Promising activity was also reported among patients with Richter Transformation, with an ORR of 58.3%, or 7 of 12 evaluable patients, including 1 CR.

Regarding TEAEs, among 60 safety-evaluable patients 56, or 93.3%, experienced any TEAE, with 33 (55%) experiencing grade 3 or higher TEAEs and 16, or 26.7%, experiencing treatment-related grade 3 or higher TEAEs. There was 1 dose-limiting toxicity at the 200 mg dose, grade 3 maculopapular rash, where the patient continued on treatment after a 5-day hold. Seven patients experienced TEAEs leading to treatment discontinuation, with 2 of those related to treatment. Three patients experienced fatal TEAEs, with none of those considered related to treatment.

Researchers reported no atrial fibrillation or pancreatitis, but 2 cases of major hemorrhage (1 each grade 1 and 3) and 1 case of febrile neutropenia.
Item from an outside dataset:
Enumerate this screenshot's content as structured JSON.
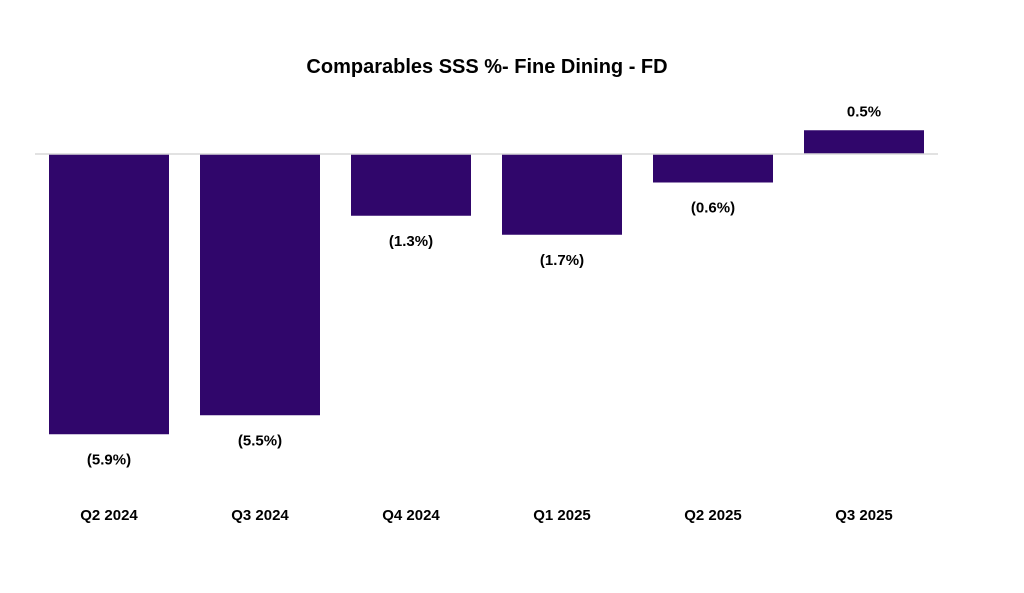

Patients’ median age was 70 (50-91) years, and they had undergone a median of 4 (2-10) prior lines of therapy, including prior cBTKis (56, or 93.3%), BCL2 inhibitors (50, or 83.3%), chemotherapy (43, or 71.7%) and noncovalent BTK inhibitors (ncBTKis; 13, or 21.7%). Eighteen of 54 (33.3%) had a BTK mutation present, and 8 of 54 (14.8%) had a PLCG2 mutation present.

References

1. Seymour JF, Tam CS, Cheah CY, et al. Preliminary efficacy and safety of the bruton tyrosine kinase degrader BGB-16673 in patients with relapsed or refractory waldenström macroglobulinemia: results from the phase 1 CaDAnCe-101 study. Presented at: 2024 American Society of Hematology Annual Meeting; December 7-10, 2024; San Diego, California. Abstract 860.
2. Thompson MC, Parrondo RD, Frustaci AM, et al. Preliminary efficacy and safety of the bruton tyrosine kinase degrader BGB-16673 in patients with relapsed or refractory chronic lymphocytic leukemia/small lymphocytic lymphoma: results from the phase 1 CaDAnCe-101 study. Abstract 885.